Matsushita is displaying a microwave oven and a refrigerator with the idea being that if the oven and fridge communicate with each other then it will be possible, for example, for the oven to find out what the temperature has been inside the fridge’s freezer compartment before starting to defrost food. This will allow the defrosting process to be performed better than with conventional ovens which rely on measuring the surface temperature of frozen foodstuffs. Therefore, says Matsushita, equipping home appliances with communications protocols has merits for consumers.
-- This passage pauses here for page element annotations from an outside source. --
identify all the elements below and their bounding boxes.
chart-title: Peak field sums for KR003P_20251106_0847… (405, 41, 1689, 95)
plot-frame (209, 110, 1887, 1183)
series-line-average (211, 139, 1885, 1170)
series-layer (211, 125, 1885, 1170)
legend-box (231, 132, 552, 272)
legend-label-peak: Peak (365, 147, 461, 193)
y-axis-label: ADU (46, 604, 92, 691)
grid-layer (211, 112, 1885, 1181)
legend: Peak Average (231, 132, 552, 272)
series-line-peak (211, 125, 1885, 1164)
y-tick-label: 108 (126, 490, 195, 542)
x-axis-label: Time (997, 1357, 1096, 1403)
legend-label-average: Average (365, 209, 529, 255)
One of the clear advantages of IPv6, when compared with IPv4, is that it has capacity for many more addresses, allowing a wide variety of different devices to be allocated their own global IP addresses. A second advantage is that it enables all those devices to access the Internet without having to worry about complicated network settings.

Both of those merits are being exploited by Sony Corp., which is showcasing how the PlayStation2 (PS2) game console can be used with IPv6. Sony and one of its subsidiaries, Sony Broadband Solutions Corp., ran a trial PS2-IPv6 service in February and March that featured video downloads and communication between consoles over the Internet. The results of that successful trial are on show at N+I 2002. The PS2 is able to access the network automatically as soon as its power is switched on, and users can benefit from user-friendly peer-to-peer applications such as online chat rooms.